We have seen how encryption tools like Bitlocker and secure zipping tools such as 7-Zip work. So here are 5 we have not already covered.

VeraCrypt

I am cheating a bit here, because VeraCrypt is a fork of the well-known but now discontinued Truecrypt. So do we count this as a new app, or a version of the old one? For the purposes of this article, I am going to go for the former.

VeraCrypt is simply brilliant. It can open TrueCrypt volumes, and it claims to have an algorithm with "enhanced security", making the volumes tougher to crack. There is also a Mac OS X and Linux version for all those not rocking a Windows machine.

Kleopatra

Kleopatra is a "Certificate Manager and Unified Crypto GUI" which can be obtained from Git. In fact, you can obtain the source code from Git, so this option is only for those brave-of-heart who are willing to fight the good fight and help put Kleopatra together.

Or you can be like me, and treat the computer as Skynet and run away.

AES Crypt

AES Crypt is as simple as it comes. It places an option in the Windows Explorer right-click menu window, and you can then encrypt the file with a password. AES Crypt will then give you an encrypted version of the file, which can only be opened by someone knowing the password. You can then email it out, put it on Dropbox for someone to download, and so on.

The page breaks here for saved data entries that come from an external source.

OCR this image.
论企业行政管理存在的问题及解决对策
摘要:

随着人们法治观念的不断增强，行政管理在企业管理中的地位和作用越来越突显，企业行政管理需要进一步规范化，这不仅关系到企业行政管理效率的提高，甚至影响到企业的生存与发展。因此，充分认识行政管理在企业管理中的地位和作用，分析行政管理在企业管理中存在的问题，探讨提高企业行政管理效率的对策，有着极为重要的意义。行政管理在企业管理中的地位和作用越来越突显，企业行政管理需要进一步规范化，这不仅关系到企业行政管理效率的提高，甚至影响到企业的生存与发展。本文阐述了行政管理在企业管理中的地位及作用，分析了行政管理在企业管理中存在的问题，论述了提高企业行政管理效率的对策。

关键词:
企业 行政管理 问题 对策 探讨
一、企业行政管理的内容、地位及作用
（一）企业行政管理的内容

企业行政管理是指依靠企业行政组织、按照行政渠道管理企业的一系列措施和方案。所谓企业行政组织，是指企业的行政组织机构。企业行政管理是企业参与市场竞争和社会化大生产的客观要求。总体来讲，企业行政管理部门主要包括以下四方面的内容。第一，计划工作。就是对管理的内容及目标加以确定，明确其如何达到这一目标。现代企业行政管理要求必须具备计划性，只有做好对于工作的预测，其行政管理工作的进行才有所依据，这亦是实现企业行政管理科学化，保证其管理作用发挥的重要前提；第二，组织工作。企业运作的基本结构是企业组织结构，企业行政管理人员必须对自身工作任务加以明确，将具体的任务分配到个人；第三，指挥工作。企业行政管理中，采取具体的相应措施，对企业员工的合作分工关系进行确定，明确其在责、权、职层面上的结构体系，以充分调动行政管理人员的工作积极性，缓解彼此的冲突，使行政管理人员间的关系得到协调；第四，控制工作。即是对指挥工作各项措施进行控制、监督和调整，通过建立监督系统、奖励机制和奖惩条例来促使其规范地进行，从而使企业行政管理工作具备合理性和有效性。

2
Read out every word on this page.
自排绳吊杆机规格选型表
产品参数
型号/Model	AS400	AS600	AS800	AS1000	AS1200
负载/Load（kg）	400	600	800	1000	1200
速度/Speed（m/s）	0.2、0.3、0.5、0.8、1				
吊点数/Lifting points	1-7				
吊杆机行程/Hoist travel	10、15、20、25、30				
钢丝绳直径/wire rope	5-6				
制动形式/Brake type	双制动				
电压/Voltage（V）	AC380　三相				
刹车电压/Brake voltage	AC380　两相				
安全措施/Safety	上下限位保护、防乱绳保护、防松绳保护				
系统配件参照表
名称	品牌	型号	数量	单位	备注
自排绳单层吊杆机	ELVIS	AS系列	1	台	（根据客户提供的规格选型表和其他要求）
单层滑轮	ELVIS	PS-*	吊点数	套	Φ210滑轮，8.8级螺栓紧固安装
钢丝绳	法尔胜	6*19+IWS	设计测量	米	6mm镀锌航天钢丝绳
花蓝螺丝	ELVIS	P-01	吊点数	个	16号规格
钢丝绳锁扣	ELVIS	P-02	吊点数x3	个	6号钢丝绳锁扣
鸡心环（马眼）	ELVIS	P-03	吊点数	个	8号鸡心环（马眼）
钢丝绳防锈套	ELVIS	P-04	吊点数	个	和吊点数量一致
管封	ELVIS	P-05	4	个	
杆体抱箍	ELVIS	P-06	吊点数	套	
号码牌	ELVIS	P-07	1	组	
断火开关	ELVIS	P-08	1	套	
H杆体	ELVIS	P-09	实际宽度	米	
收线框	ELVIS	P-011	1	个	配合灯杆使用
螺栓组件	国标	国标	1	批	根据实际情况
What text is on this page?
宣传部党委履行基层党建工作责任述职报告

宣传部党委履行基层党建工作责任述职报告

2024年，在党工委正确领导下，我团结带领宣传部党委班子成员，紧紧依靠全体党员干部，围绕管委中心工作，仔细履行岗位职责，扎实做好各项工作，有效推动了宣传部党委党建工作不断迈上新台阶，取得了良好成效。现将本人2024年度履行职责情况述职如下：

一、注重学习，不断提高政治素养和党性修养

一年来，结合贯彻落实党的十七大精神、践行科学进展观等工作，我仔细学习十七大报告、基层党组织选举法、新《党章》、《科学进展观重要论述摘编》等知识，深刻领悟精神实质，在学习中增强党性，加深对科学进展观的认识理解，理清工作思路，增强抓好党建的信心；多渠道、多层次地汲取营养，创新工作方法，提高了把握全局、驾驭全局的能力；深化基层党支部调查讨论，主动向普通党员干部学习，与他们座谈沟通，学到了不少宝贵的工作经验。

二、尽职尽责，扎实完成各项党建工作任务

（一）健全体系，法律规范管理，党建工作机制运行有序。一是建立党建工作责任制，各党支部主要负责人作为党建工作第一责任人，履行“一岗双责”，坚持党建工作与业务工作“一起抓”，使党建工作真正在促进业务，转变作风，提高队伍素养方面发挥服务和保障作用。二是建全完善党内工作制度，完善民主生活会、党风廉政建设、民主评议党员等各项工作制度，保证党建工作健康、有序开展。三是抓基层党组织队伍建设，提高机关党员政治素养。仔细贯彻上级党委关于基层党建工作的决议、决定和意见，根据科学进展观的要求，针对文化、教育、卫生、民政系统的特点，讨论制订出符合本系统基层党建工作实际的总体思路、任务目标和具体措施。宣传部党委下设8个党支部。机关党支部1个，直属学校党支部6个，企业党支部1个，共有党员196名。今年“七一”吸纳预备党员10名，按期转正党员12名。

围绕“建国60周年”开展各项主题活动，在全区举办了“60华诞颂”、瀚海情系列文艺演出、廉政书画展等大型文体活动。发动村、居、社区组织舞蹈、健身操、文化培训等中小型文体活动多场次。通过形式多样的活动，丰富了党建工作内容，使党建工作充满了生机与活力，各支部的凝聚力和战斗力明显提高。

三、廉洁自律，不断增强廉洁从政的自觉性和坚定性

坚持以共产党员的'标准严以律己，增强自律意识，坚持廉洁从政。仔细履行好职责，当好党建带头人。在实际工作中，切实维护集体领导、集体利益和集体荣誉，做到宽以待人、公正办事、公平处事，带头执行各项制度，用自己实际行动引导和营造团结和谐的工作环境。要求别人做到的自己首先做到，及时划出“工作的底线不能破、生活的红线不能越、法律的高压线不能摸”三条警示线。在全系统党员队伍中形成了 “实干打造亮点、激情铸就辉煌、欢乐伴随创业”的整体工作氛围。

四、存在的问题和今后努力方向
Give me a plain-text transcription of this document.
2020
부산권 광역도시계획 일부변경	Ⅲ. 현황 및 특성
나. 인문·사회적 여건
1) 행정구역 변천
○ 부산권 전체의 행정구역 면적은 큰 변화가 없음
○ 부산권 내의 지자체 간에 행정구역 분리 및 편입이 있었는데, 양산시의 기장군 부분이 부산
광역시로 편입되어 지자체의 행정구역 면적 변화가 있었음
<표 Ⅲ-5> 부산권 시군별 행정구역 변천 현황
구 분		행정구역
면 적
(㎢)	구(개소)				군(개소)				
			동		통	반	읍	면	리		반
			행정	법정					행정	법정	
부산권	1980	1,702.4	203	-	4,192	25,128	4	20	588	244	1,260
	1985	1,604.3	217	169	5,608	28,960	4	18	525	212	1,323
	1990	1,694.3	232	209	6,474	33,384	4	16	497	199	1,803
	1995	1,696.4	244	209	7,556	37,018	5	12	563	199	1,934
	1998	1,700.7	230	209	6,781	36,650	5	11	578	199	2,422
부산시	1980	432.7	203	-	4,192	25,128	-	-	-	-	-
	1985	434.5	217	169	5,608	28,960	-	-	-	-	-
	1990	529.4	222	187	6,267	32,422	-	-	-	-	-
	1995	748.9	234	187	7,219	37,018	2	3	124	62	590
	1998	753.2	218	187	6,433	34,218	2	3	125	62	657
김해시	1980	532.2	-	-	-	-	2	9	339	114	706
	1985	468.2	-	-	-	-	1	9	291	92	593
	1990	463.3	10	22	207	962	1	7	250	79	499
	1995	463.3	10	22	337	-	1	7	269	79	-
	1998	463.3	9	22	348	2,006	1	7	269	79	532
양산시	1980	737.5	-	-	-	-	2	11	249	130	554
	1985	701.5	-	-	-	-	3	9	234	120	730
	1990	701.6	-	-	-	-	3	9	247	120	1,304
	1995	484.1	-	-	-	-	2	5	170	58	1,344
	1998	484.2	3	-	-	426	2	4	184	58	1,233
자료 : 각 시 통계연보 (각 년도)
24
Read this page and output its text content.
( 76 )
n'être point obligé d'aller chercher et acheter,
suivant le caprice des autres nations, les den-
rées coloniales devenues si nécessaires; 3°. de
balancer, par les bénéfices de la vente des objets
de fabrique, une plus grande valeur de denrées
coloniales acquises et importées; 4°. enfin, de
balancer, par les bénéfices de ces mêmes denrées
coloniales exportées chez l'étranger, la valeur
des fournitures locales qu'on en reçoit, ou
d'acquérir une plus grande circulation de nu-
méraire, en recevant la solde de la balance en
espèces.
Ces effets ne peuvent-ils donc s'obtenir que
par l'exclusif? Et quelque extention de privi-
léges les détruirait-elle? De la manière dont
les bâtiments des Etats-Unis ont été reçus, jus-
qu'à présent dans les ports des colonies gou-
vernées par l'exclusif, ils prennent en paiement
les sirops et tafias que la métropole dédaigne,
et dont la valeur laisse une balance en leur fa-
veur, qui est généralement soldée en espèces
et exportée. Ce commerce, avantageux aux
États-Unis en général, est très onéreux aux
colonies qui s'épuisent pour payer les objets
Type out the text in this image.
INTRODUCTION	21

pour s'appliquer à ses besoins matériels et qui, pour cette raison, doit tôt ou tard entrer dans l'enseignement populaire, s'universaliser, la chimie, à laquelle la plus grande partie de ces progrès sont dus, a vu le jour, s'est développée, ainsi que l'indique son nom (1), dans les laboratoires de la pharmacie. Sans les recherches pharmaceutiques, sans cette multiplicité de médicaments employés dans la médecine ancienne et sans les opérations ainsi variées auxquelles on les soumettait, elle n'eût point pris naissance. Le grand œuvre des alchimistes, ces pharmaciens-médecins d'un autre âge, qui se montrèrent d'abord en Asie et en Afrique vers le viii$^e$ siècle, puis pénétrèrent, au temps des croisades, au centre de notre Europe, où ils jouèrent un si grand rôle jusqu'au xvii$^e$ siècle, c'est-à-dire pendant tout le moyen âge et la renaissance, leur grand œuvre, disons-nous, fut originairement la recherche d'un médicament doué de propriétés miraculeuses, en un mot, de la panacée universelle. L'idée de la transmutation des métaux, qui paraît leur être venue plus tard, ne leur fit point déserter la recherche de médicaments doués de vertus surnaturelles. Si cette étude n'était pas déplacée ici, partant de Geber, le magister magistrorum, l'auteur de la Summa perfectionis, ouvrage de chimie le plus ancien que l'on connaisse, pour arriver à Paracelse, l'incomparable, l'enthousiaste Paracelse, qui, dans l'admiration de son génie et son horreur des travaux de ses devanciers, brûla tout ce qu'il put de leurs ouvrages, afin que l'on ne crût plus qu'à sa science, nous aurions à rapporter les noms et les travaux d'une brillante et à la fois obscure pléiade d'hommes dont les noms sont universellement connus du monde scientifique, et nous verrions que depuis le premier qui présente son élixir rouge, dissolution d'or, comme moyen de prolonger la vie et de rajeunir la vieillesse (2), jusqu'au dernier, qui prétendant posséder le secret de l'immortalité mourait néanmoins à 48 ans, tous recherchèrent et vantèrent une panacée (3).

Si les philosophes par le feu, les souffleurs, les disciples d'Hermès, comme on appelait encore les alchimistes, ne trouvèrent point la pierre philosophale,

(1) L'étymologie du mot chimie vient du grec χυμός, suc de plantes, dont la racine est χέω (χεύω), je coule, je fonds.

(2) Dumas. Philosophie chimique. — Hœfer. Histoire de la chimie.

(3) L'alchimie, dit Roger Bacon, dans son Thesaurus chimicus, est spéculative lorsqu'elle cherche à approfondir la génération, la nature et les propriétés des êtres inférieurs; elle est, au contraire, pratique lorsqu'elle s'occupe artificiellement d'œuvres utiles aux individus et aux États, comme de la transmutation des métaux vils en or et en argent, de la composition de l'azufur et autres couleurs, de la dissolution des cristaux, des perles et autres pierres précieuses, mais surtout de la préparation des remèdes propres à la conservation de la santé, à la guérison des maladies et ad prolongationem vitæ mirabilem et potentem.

This means AES Crypt does not delete the original file. So if it has to be deleted, don't forget about it. And don't forget the password to your encrypted file either. Otherwise you're really in trouble.

MiniLock

MiniLock goes a little bit further than AES Crypt in that it requires more than a password. You need your email and secret passphrase to generate a MiniLock ID. Then when someone wants to send you a file, they can use your MiniLock ID to encrypt it. If you want to encrypt and send something, you must have their MiniLock ID.

MiniLock also has a Chrome browser extension for creating files on the fly.

DMCrypt

DMCrypt is a Linux-only disk encryption program, so this is one I am not overly familiar with (my experience with Linux lasted a whopping 10 minutes). But it seems like a solid program, and therefore worth mentioning on Cool Websites & Apps.

In my mind, DMCrypt is a lot like Truecrypt/Veracrypt. You make an encrypted folder to store your sensitive files and you access it by mounting the folder as a partition. Here is an excellent guide to setting up an encrypted folder with DMCrypt.

Which encryption program do you use to point the finger at the NSA and GCHQ?